Kyverno supports strategic merge patches, JSON patches, and foreach patterns for mutation. The most common beginner-friendly approach is patchStrategicMerge, which looks like the shape of the resource you want to modify. The +() notation means “add this field only if it is missing,” which protects explicit choices made by the workload owner.

apiVersion: kyverno.io/v1
kind: ClusterPolicy
metadata:
name: add-default-platform-labels
spec:
rules:
- name: add-managed-labels
match:
any:
- resources:
kinds:
- Pod
exclude:
any:
- resources:
namespaces:
- kube-system
- kyverno
mutate:
patchStrategicMerge:
metadata:
labels:
+(managed-by): kyverno
+(cost-center): "shared"

This policy is a safe first mutation because it adds metadata rather than changing runtime behavior. If a team already sets cost-center, Kyverno leaves it alone.
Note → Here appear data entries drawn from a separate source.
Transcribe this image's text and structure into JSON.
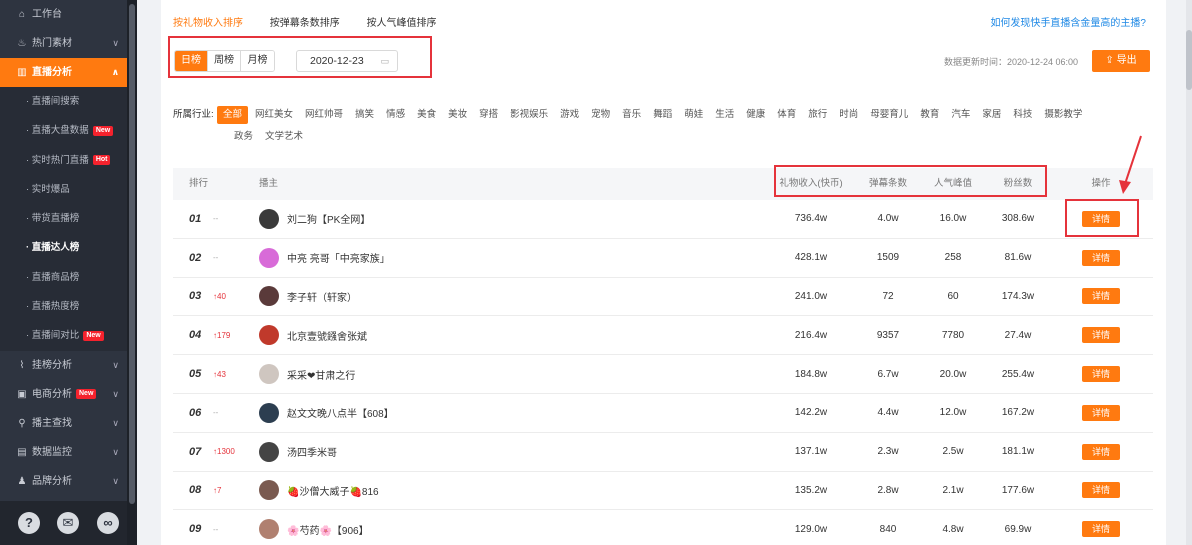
{
  "sidebar": {
    "items": [
      {
        "icon": "home-icon",
        "glyph": "⌂",
        "label": "工作台"
      },
      {
        "icon": "fire-icon",
        "glyph": "♨",
        "label": "热门素材",
        "chevron": "∨"
      },
      {
        "icon": "bar-chart-icon",
        "glyph": "▥",
        "label": "直播分析",
        "chevron": "∧",
        "active": true
      }
    ],
    "subitems": [
      {
        "label": "直播间搜索"
      },
      {
        "label": "直播大盘数据",
        "badge": "New"
      },
      {
        "label": "实时热门直播",
        "badge": "Hot"
      },
      {
        "label": "实时爆品"
      },
      {
        "label": "带货直播榜"
      },
      {
        "label": "直播达人榜",
        "current": true
      },
      {
        "label": "直播商品榜"
      },
      {
        "label": "直播热度榜"
      },
      {
        "label": "直播间对比",
        "badge": "New"
      }
    ],
    "items2": [
      {
        "icon": "trend-icon",
        "glyph": "⌇",
        "label": "挂榜分析",
        "chevron": "∨"
      },
      {
        "icon": "shop-icon",
        "glyph": "▣",
        "label": "电商分析",
        "badge": "New",
        "chevron": "∨"
      },
      {
        "icon": "search-icon",
        "glyph": "⚲",
        "label": "播主查找",
        "chevron": "∨"
      },
      {
        "icon": "monitor-icon",
        "glyph": "▤",
        "label": "数据监控",
        "chevron": "∨"
      },
      {
        "icon": "brand-icon",
        "glyph": "♟",
        "label": "品牌分析",
        "chevron": "∨"
      }
    ],
    "bottom": {
      "help": "?",
      "wechat": "✉",
      "link": "∞"
    }
  },
  "tabs": [
    "按礼物收入排序",
    "按弹幕条数排序",
    "按人气峰值排序"
  ],
  "tabs_link": "如何发现快手直播含金量高的主播?",
  "period": [
    "日榜",
    "周榜",
    "月榜"
  ],
  "date": "2020-12-23",
  "update_time": "数据更新时间：2020-12-24 06:00",
  "export_label": "导出",
  "industry": {
    "label": "所属行业:",
    "row1": [
      "全部",
      "网红美女",
      "网红帅哥",
      "搞笑",
      "情感",
      "美食",
      "美妆",
      "穿搭",
      "影视娱乐",
      "游戏",
      "宠物",
      "音乐",
      "舞蹈",
      "萌娃",
      "生活",
      "健康",
      "体育",
      "旅行",
      "时尚",
      "母婴育儿",
      "教育",
      "汽车",
      "家居",
      "科技",
      "摄影教学"
    ],
    "row2": [
      "政务",
      "文学艺术"
    ]
  },
  "table": {
    "headers": {
      "rank": "排行",
      "name": "播主",
      "gift": "礼物收入(快币)",
      "danmu": "弹幕条数",
      "peak": "人气峰值",
      "fans": "粉丝数",
      "op": "操作"
    },
    "rows": [
      {
        "rank": "01",
        "trend": "--",
        "up": false,
        "name": "刘二狗【PK全网】",
        "gift": "736.4w",
        "danmu": "4.0w",
        "peak": "16.0w",
        "fans": "308.6w",
        "color": "#3a3a3a"
      },
      {
        "rank": "02",
        "trend": "--",
        "up": false,
        "name": "中亮 亮哥「中亮家族」",
        "gift": "428.1w",
        "danmu": "1509",
        "peak": "258",
        "fans": "81.6w",
        "color": "#d86bd8"
      },
      {
        "rank": "03",
        "trend": "↑40",
        "up": true,
        "name": "李子轩（轩家）",
        "gift": "241.0w",
        "danmu": "72",
        "peak": "60",
        "fans": "174.3w",
        "color": "#5a3a3a"
      },
      {
        "rank": "04",
        "trend": "↑179",
        "up": true,
        "name": "北京壹號鏹舍张斌",
        "gift": "216.4w",
        "danmu": "9357",
        "peak": "7780",
        "fans": "27.4w",
        "color": "#c0392b"
      },
      {
        "rank": "05",
        "trend": "↑43",
        "up": true,
        "name": "采采❤甘肃之行",
        "gift": "184.8w",
        "danmu": "6.7w",
        "peak": "20.0w",
        "fans": "255.4w",
        "color": "#cfc6c0"
      },
      {
        "rank": "06",
        "trend": "--",
        "up": false,
        "name": "赵文文晚八点半【608】",
        "gift": "142.2w",
        "danmu": "4.4w",
        "peak": "12.0w",
        "fans": "167.2w",
        "color": "#2c3e50"
      },
      {
        "rank": "07",
        "trend": "↑1300",
        "up": true,
        "name": "汤四季米哥",
        "gift": "137.1w",
        "danmu": "2.3w",
        "peak": "2.5w",
        "fans": "181.1w",
        "color": "#444"
      },
      {
        "rank": "08",
        "trend": "↑7",
        "up": true,
        "name": "🍓沙僧大威子🍓816",
        "gift": "135.2w",
        "danmu": "2.8w",
        "peak": "2.1w",
        "fans": "177.6w",
        "color": "#7a5a50"
      },
      {
        "rank": "09",
        "trend": "--",
        "up": false,
        "name": "🌸芍药🌸【906】",
        "gift": "129.0w",
        "danmu": "840",
        "peak": "4.8w",
        "fans": "69.9w",
        "color": "#b08070"
      }
    ],
    "detail_label": "详情"
  },
  "colors": {
    "accent": "#ff7a10",
    "annotation": "#e5333b",
    "link": "#1e88e5",
    "sidebar": "#2e3440"
  }
}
That makes the policy a defaulting mechanism rather than an override mechanism, which is usually easier to justify.

Terminal window
kubectl apply -f add-default-platform-labels.yaml
kubectl run mutate-demo --image=nginx:1.27 --labels="app=web,team=platform"
kubectl get pod mutate-demo -o jsonpath='{.metadata.labels.managed-by}{"\n"}'
kubectl get pod mutate-demo -o jsonpath='{.metadata.labels.cost-center}{"\n"}'

The expected output is kyverno and shared unless the submitted manifest already supplied a different cost-center. If the labels are missing, inspect the mutating webhook configuration and confirm that the Pod was created after the policy existed. Mutation happens during admission; it does not retroactively patch objects that were already stored.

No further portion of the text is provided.